Aos 40 anos, Deneauve era mais conhecida fora da França em propagandas de cosméticos que filmes. Somente raras vezes internacional, mas na França, e em Cannes, em especial, foi uma imperatriz, mais pesada talvez com a passagem dos anos, mas ainda impassível e intensa: À Nous Deux [A Nós Dois] (79, Claude Lelouch); Courage, Fouyons (80, Yves Robert); obtendo um grande sucesso, com Gerard Depardieu em Le Dernier Métro [O Último Metrô] (Truffaut, 80); Je Vous Aime (80, Claude Berri); Le Choix des Armes [A Escolha das Armas] (81, Alain Corneau); Reporters (81, Raymond Depardon); Hôtel des Ameriques [Hotel das Américas] (81, André Téchiné); Le Choc (82, Robin Davis); L'Africain (82, Philippe de Broca); The Hunger [Fome de Amor] (83, Tony Scott); Le Blon Plaisir (83, Francis Girod); Fort Saganne [Forte Saganne] (84, Corneau); Paroles et Musique [Letra e Música] (84, Elie Chouraqui); Speriamo che Sia Fammina [Tomara Que Seja Mulher] (85, Mario Monicelli); Le Lieu du Crime [A Cena do Crime] (86, Téchiné); Drôle d'Entroit pour une Rencontre [Um Lugar Estranho Para um Encontro] (88, Frances Dupeyron); Fréquence Meurtre (88, Elizabeth Rappeneau); Terres Jaunes (****) (89, Régis Wargnier); La Reine Blanche (91, Jean-Loup Hubert); e, um retorno emocionante, em Indochine [Indochina] (92, Wargnier); Ma Saison Préférée [Minha Estação Preferida] (93, Téchiné), também estrelado por sua filha (de Marcello Mastroianni), Chiara Deneauve.

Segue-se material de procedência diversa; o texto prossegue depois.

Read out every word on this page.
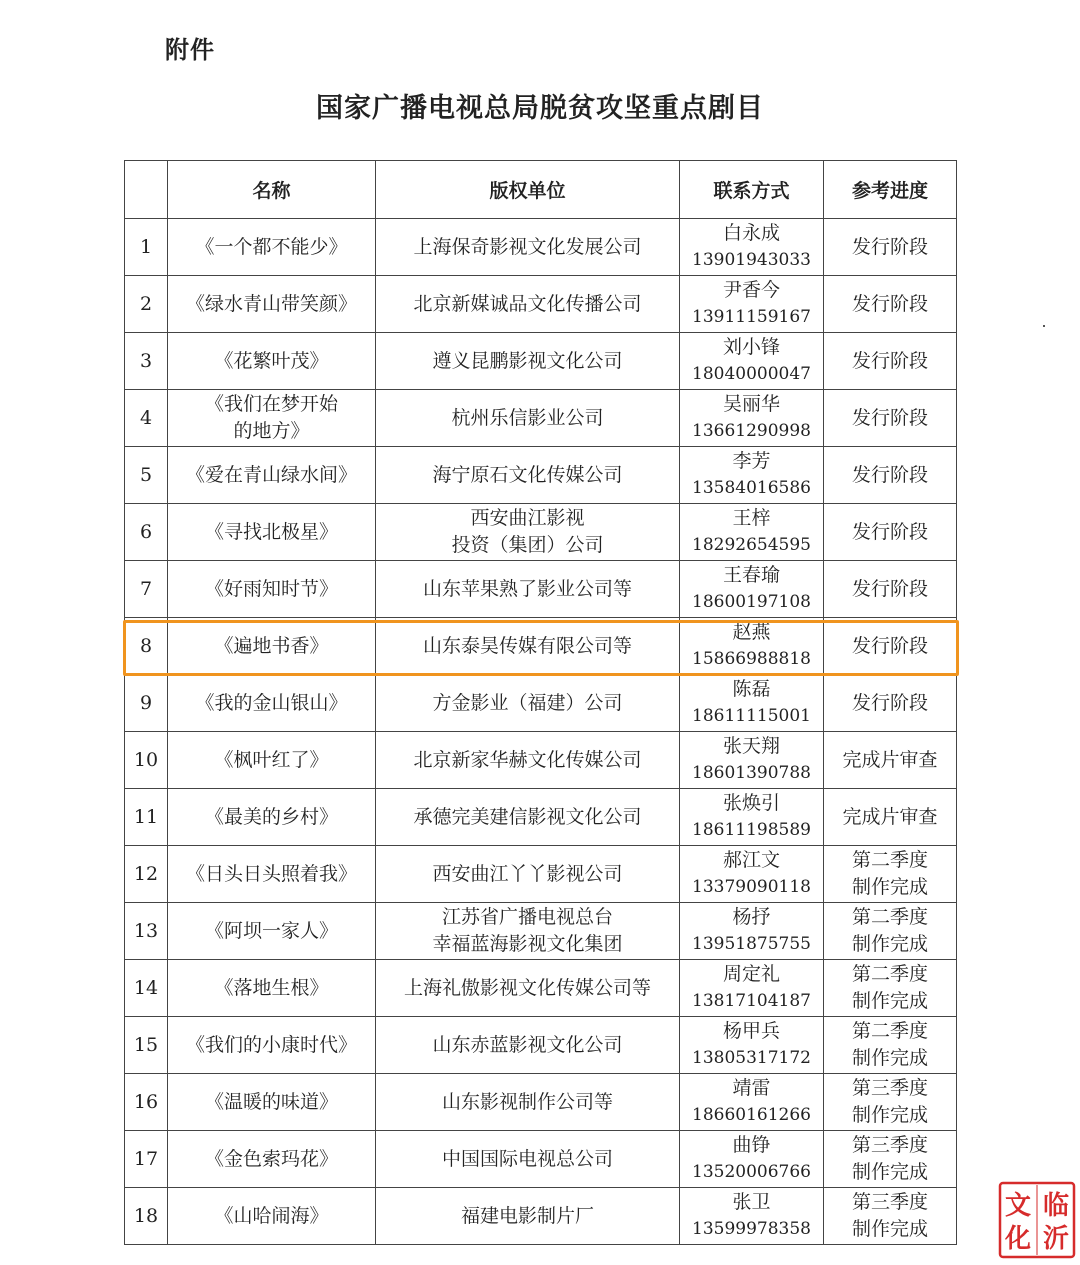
附件
国家广播电视总局脱贫攻坚重点剧目
	名称	版权单位	联系方式	参考进度
1	《一个都不能少》	上海保奇影视文化发展公司	白永成
13901943033	发行阶段

2	《绿水青山带笑颜》	北京新媒诚品文化传播公司	尹香今
13911159167	发行阶段

3	《花繁叶茂》	遵义昆鹏影视文化公司	刘小锋
18040000047	发行阶段

4	《我们在梦开始
的地方》	杭州乐信影业公司	吴丽华
13661290998	发行阶段

5	《爱在青山绿水间》	海宁原石文化传媒公司	李芳
13584016586	发行阶段

6	《寻找北极星》	西安曲江影视
投资（集团）公司	王梓
18292654595	发行阶段

7	《好雨知时节》	山东苹果熟了影业公司等	王春瑜
18600197108	发行阶段

8	《遍地书香》	山东泰昊传媒有限公司等	赵燕
15866988818	发行阶段

9	《我的金山银山》	方金影业（福建）公司	陈磊
18611115001	发行阶段

10	《枫叶红了》	北京新家华赫文化传媒公司	张天翔
18601390788	完成片审查

11	《最美的乡村》	承德完美建信影视文化公司	张焕引
18611198589	完成片审查

12	《日头日头照着我》	西安曲江丫丫影视公司	郝江文
13379090118	第二季度
制作完成

13	《阿坝一家人》	江苏省广播电视总台
幸福蓝海影视文化集团	杨抒
13951875755	第二季度
制作完成

14	《落地生根》	上海礼傲影视文化传媒公司等	周定礼
13817104187	第二季度
制作完成

15	《我们的小康时代》	山东赤蓝影视文化公司	杨甲兵
13805317172	第二季度
制作完成

16	《温暖的味道》	山东影视制作公司等	靖雷
18660161266	第三季度
制作完成

17	《金色索玛花》	中国国际电视总公司	曲铮
13520006766	第三季度
制作完成

18	《山哈闹海》	福建电影制片厂	张卫
13599978358	第三季度
制作完成
文
化
临
沂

Ela ainda é a atriz principal, muito bela, mas um pouco diluída. É a perda da juventude, naturalmente. Parece uma bela dama agora, alguém que atenuou os fascinantes contrastes, que um dia a tornaram um fenômeno: La Partie d'Echecs (94, Yves Hanchar); O Convento (95, Manoel de Oliveira); Les Voleurs [Os Ladrões] (96, Téchiné); L'Inconnu (96, Pierre Montazel) (*****); Généalogies d'Un Crime [Genealogias de um Crime] (97, Raul Ruiz); Place Vendôme (98, Nicole Garcia); Le Vent de la Nuit [O Vento da Noite] (99, Philippe Garrel); Belle Maman (99, Gabriel Aghion); Pola X (99, Leos Carax); Le Temps Retrouvé [O Tempo Redescoberto] (99, Ruiz); Est-Ouest [Leste/Oeste - O Amor no Exílio] (99, Wargnier); Dancer in the Dark [Dançando no Escuro] (00, Lars Von Trier); The Musketeer [A Vingança do Mosqueteiro] (01, Peter Hyams); Le Petit Poucet (01, Olivier Dahan); Ja Rentre à la Maison [Vou Para Casa] (01, Oliveira); 8 Femmes [8 Mulheres] (02, François Ozon); Au Plus Près du Paradis (02, Tonie Marshall); na TV, como Marquesa de Merteuil em Les Liasons Dangereuses [Ligações Perigosas] (03, Josée Dayan); Um Filme Falado (03, Oliveira); Marie Bonaparte****** (04, Benoît Jacquot).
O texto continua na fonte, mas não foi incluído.